Abortion has ravaged American politics for two generations. The tension seems to fall ideologically; people who follow strongly feminist politics or who elevate their own convenience and sexual satisfaction above the consequences of their sexual activity tend to favor lenient abortion regimes; people who adhere to a strongly religious morality, or who remain more sensitive to duty and rights, favor restrictive abortion regimes.

From a moral perspective, abortion is difficult to justify except in rare cases if one accepts the idea that human life exists in a continuum from conception to natural death and that human rights — including a right to life — exist at all phases of that continuum. If one does accept the continuum-of-life argument, then there are very few ways to justify abortion without denying the existence of a universal human right to life. Although the continuum-of-life argument may be open to criticism, abortion-rights activists have generally not articulated a clear and convincing counter-argument rooted in biology and sound philosophy that withstands logical debate and doesn’t lead to either internal contradictions or very slippery slopes.

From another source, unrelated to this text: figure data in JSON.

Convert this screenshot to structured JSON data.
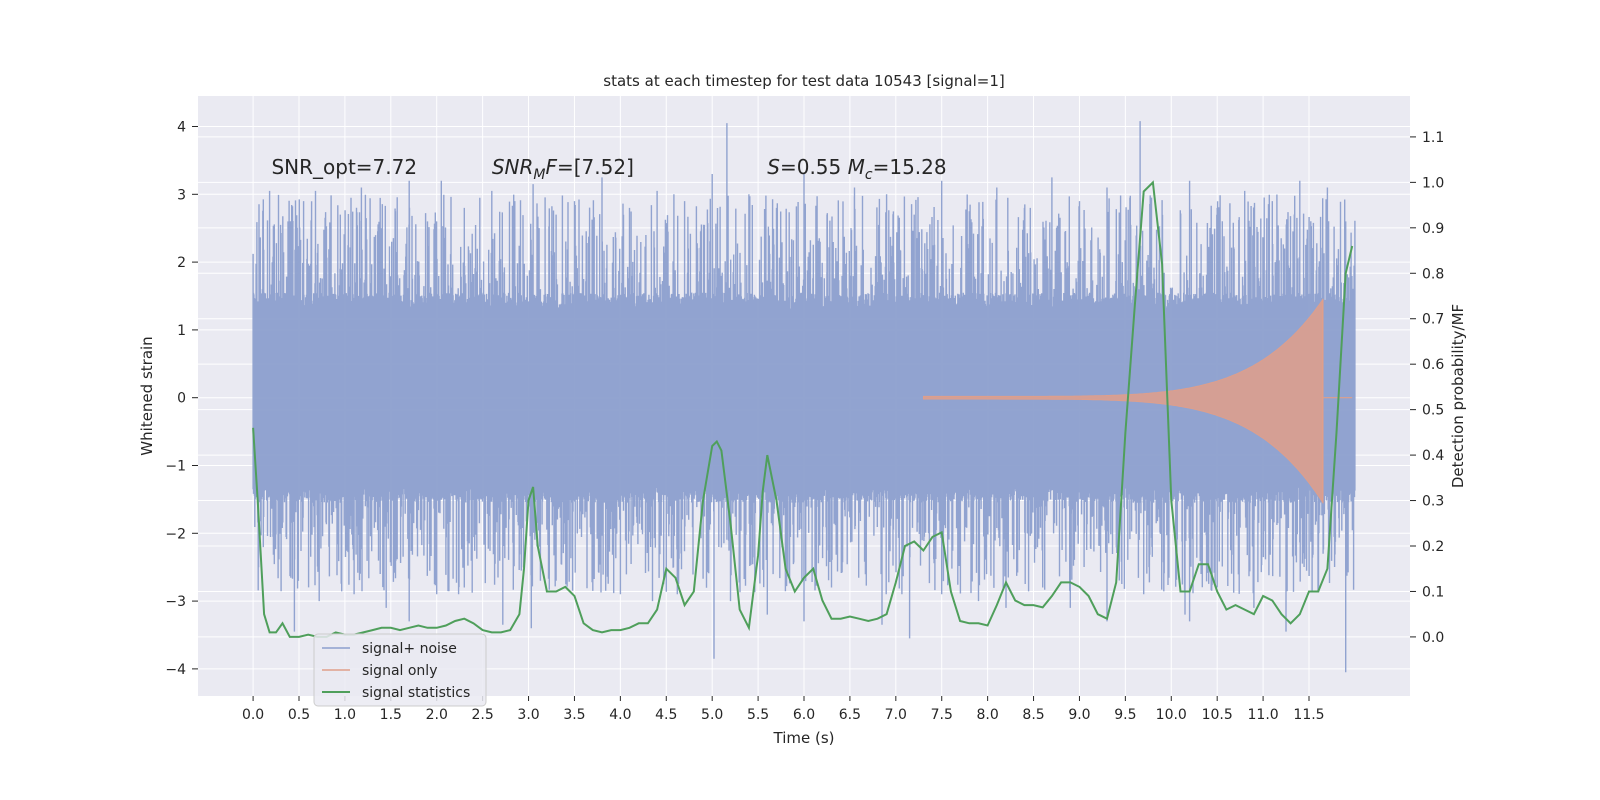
{
  "chart_data": {
    "type": "line",
    "title": "stats at each timestep for test data 10543 [signal=1]",
    "xlabel": "Time (s)",
    "ylabel": "Whitened strain",
    "y2label": "Detection probability/MF",
    "xlim": [
      -0.6,
      12.6
    ],
    "ylim": [
      -4.4,
      4.45
    ],
    "y2lim": [
      -0.13,
      1.19
    ],
    "x_ticks": [
      0.0,
      0.5,
      1.0,
      1.5,
      2.0,
      2.5,
      3.0,
      3.5,
      4.0,
      4.5,
      5.0,
      5.5,
      6.0,
      6.5,
      7.0,
      7.5,
      8.0,
      8.5,
      9.0,
      9.5,
      10.0,
      10.5,
      11.0,
      11.5
    ],
    "x_tick_labels": [
      "0.0",
      "0.5",
      "1.0",
      "1.5",
      "2.0",
      "2.5",
      "3.0",
      "3.5",
      "4.0",
      "4.5",
      "5.0",
      "5.5",
      "6.0",
      "6.5",
      "7.0",
      "7.5",
      "8.0",
      "8.5",
      "9.0",
      "9.5",
      "10.0",
      "10.5",
      "11.0",
      "11.5"
    ],
    "y_ticks": [
      -4,
      -3,
      -2,
      -1,
      0,
      1,
      2,
      3,
      4
    ],
    "y_tick_labels": [
      "−4",
      "−3",
      "−2",
      "−1",
      "0",
      "1",
      "2",
      "3",
      "4"
    ],
    "y2_ticks": [
      0.0,
      0.1,
      0.2,
      0.3,
      0.4,
      0.5,
      0.6,
      0.7,
      0.8,
      0.9,
      1.0,
      1.1
    ],
    "y2_tick_labels": [
      "0.0",
      "0.1",
      "0.2",
      "0.3",
      "0.4",
      "0.5",
      "0.6",
      "0.7",
      "0.8",
      "0.9",
      "1.0",
      "1.1"
    ],
    "grid": true,
    "legend_position": "lower-left",
    "annotations": [
      {
        "parts": [
          {
            "t": "SNR_opt=7.72",
            "style": "normal"
          }
        ],
        "x": 0.2,
        "y": 3.3
      },
      {
        "parts": [
          {
            "t": "SNR",
            "style": "italic"
          },
          {
            "t": "M",
            "style": "italic-sub"
          },
          {
            "t": "F",
            "style": "italic"
          },
          {
            "t": "=[7.52]",
            "style": "normal"
          }
        ],
        "x": 2.6,
        "y": 3.3
      },
      {
        "parts": [
          {
            "t": "S",
            "style": "italic"
          },
          {
            "t": "=0.55   ",
            "style": "normal"
          },
          {
            "t": "M",
            "style": "italic"
          },
          {
            "t": "c",
            "style": "italic-sub"
          },
          {
            "t": "=15.28",
            "style": "normal"
          }
        ],
        "x": 5.6,
        "y": 3.3
      }
    ],
    "series": [
      {
        "name": "signal+ noise",
        "axis": "left",
        "color": "#8c9fce",
        "style": "noise",
        "x_range": [
          0.0,
          12.0
        ],
        "band": 1.3,
        "spikes": [
          [
            0.18,
            3.05
          ],
          [
            0.38,
            2.6
          ],
          [
            0.55,
            2.9
          ],
          [
            0.68,
            3.05
          ],
          [
            0.95,
            2.7
          ],
          [
            1.18,
            3.1
          ],
          [
            1.4,
            2.5
          ],
          [
            1.55,
            2.75
          ],
          [
            1.7,
            3.2
          ],
          [
            1.9,
            2.6
          ],
          [
            2.05,
            3.2
          ],
          [
            2.3,
            2.8
          ],
          [
            2.6,
            3.05
          ],
          [
            2.85,
            2.9
          ],
          [
            3.05,
            3.15
          ],
          [
            3.3,
            2.7
          ],
          [
            3.5,
            2.9
          ],
          [
            3.8,
            3.25
          ],
          [
            4.1,
            2.8
          ],
          [
            4.4,
            3.05
          ],
          [
            4.7,
            2.9
          ],
          [
            5.0,
            3.3
          ],
          [
            5.16,
            4.05
          ],
          [
            5.4,
            3.0
          ],
          [
            5.7,
            2.8
          ],
          [
            6.0,
            3.3
          ],
          [
            6.25,
            2.7
          ],
          [
            6.55,
            3.1
          ],
          [
            6.9,
            3.0
          ],
          [
            7.2,
            2.7
          ],
          [
            7.5,
            3.2
          ],
          [
            7.8,
            2.75
          ],
          [
            8.1,
            3.1
          ],
          [
            8.4,
            2.8
          ],
          [
            8.7,
            3.25
          ],
          [
            9.0,
            2.9
          ],
          [
            9.3,
            3.1
          ],
          [
            9.66,
            4.08
          ],
          [
            9.9,
            2.9
          ],
          [
            10.2,
            3.2
          ],
          [
            10.5,
            2.8
          ],
          [
            10.8,
            3.05
          ],
          [
            11.1,
            2.9
          ],
          [
            11.4,
            3.2
          ],
          [
            11.7,
            3.1
          ],
          [
            11.9,
            2.6
          ],
          [
            0.45,
            -3.45
          ],
          [
            0.72,
            -3.0
          ],
          [
            1.1,
            -2.9
          ],
          [
            1.45,
            -3.1
          ],
          [
            1.7,
            -3.3
          ],
          [
            2.0,
            -2.9
          ],
          [
            2.3,
            -2.8
          ],
          [
            2.72,
            -3.35
          ],
          [
            3.03,
            -3.4
          ],
          [
            3.3,
            -2.7
          ],
          [
            3.7,
            -2.85
          ],
          [
            4.0,
            -2.9
          ],
          [
            4.35,
            -3.0
          ],
          [
            4.62,
            -2.9
          ],
          [
            5.02,
            -3.85
          ],
          [
            5.2,
            -3.0
          ],
          [
            5.6,
            -3.2
          ],
          [
            6.0,
            -3.3
          ],
          [
            6.3,
            -2.8
          ],
          [
            6.85,
            -3.35
          ],
          [
            7.15,
            -3.55
          ],
          [
            7.5,
            -2.9
          ],
          [
            7.9,
            -3.0
          ],
          [
            8.2,
            -3.1
          ],
          [
            8.6,
            -2.8
          ],
          [
            8.9,
            -3.1
          ],
          [
            9.3,
            -3.3
          ],
          [
            9.7,
            -2.9
          ],
          [
            10.15,
            -3.2
          ],
          [
            10.2,
            -3.3
          ],
          [
            10.5,
            -2.8
          ],
          [
            10.9,
            -3.1
          ],
          [
            11.25,
            -3.45
          ],
          [
            11.6,
            -2.7
          ],
          [
            11.9,
            -4.05
          ]
        ]
      },
      {
        "name": "signal only",
        "axis": "left",
        "color": "#e09f8a",
        "style": "chirp",
        "x_range": [
          7.3,
          11.65
        ],
        "peak_amplitude": 1.45,
        "trough_amplitude": -1.55
      },
      {
        "name": "signal statistics",
        "axis": "right",
        "color": "#4f9f5b",
        "style": "line",
        "x": [
          0.0,
          0.05,
          0.12,
          0.18,
          0.25,
          0.32,
          0.4,
          0.5,
          0.6,
          0.7,
          0.8,
          0.9,
          1.0,
          1.1,
          1.2,
          1.3,
          1.4,
          1.5,
          1.6,
          1.7,
          1.8,
          1.9,
          2.0,
          2.1,
          2.2,
          2.3,
          2.4,
          2.5,
          2.6,
          2.7,
          2.8,
          2.9,
          2.95,
          3.0,
          3.05,
          3.1,
          3.2,
          3.3,
          3.4,
          3.5,
          3.6,
          3.7,
          3.8,
          3.9,
          4.0,
          4.1,
          4.2,
          4.3,
          4.4,
          4.5,
          4.6,
          4.7,
          4.8,
          4.9,
          5.0,
          5.05,
          5.1,
          5.2,
          5.3,
          5.4,
          5.5,
          5.55,
          5.6,
          5.7,
          5.8,
          5.9,
          6.0,
          6.1,
          6.2,
          6.3,
          6.4,
          6.5,
          6.6,
          6.7,
          6.8,
          6.9,
          7.0,
          7.1,
          7.2,
          7.3,
          7.4,
          7.5,
          7.6,
          7.7,
          7.8,
          7.9,
          8.0,
          8.1,
          8.2,
          8.3,
          8.4,
          8.5,
          8.6,
          8.7,
          8.8,
          8.9,
          9.0,
          9.1,
          9.2,
          9.3,
          9.4,
          9.5,
          9.6,
          9.7,
          9.8,
          9.9,
          10.0,
          10.1,
          10.2,
          10.3,
          10.4,
          10.5,
          10.6,
          10.7,
          10.8,
          10.9,
          11.0,
          11.1,
          11.2,
          11.3,
          11.4,
          11.5,
          11.6,
          11.7,
          11.8,
          11.9,
          11.97
        ],
        "y": [
          0.46,
          0.3,
          0.05,
          0.01,
          0.01,
          0.03,
          0.0,
          0.0,
          0.005,
          0.0,
          0.0,
          0.01,
          0.005,
          0.005,
          0.01,
          0.015,
          0.02,
          0.02,
          0.015,
          0.02,
          0.025,
          0.02,
          0.02,
          0.025,
          0.035,
          0.04,
          0.03,
          0.015,
          0.01,
          0.01,
          0.015,
          0.05,
          0.15,
          0.3,
          0.33,
          0.2,
          0.1,
          0.1,
          0.11,
          0.09,
          0.03,
          0.015,
          0.01,
          0.015,
          0.015,
          0.02,
          0.03,
          0.03,
          0.06,
          0.15,
          0.13,
          0.07,
          0.1,
          0.3,
          0.42,
          0.43,
          0.41,
          0.25,
          0.06,
          0.02,
          0.18,
          0.32,
          0.4,
          0.3,
          0.15,
          0.1,
          0.13,
          0.15,
          0.08,
          0.04,
          0.04,
          0.045,
          0.04,
          0.035,
          0.04,
          0.05,
          0.12,
          0.2,
          0.21,
          0.19,
          0.22,
          0.23,
          0.1,
          0.035,
          0.03,
          0.03,
          0.025,
          0.07,
          0.12,
          0.08,
          0.07,
          0.07,
          0.065,
          0.09,
          0.12,
          0.12,
          0.11,
          0.09,
          0.05,
          0.04,
          0.12,
          0.45,
          0.72,
          0.98,
          1.0,
          0.82,
          0.3,
          0.1,
          0.1,
          0.16,
          0.16,
          0.1,
          0.06,
          0.07,
          0.06,
          0.05,
          0.09,
          0.08,
          0.05,
          0.03,
          0.05,
          0.1,
          0.1,
          0.15,
          0.45,
          0.8,
          0.86
        ]
      }
    ]
  }
}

Alas, too many people engage the abortion debate at the level of bumper-sticker sloganeering; advocates and opponents alike, in too large of numbers, mindlessly shout pro-choice or pro-life sentiments without undertaking a logical inquiry into the arguments supporting their positions. And that’s too bad — because there are many sharp people, like Abbi, who might be open to persuasion or at least moderation if the full arguments pro et contra were thoroughly and dispassionately discussed in the public square.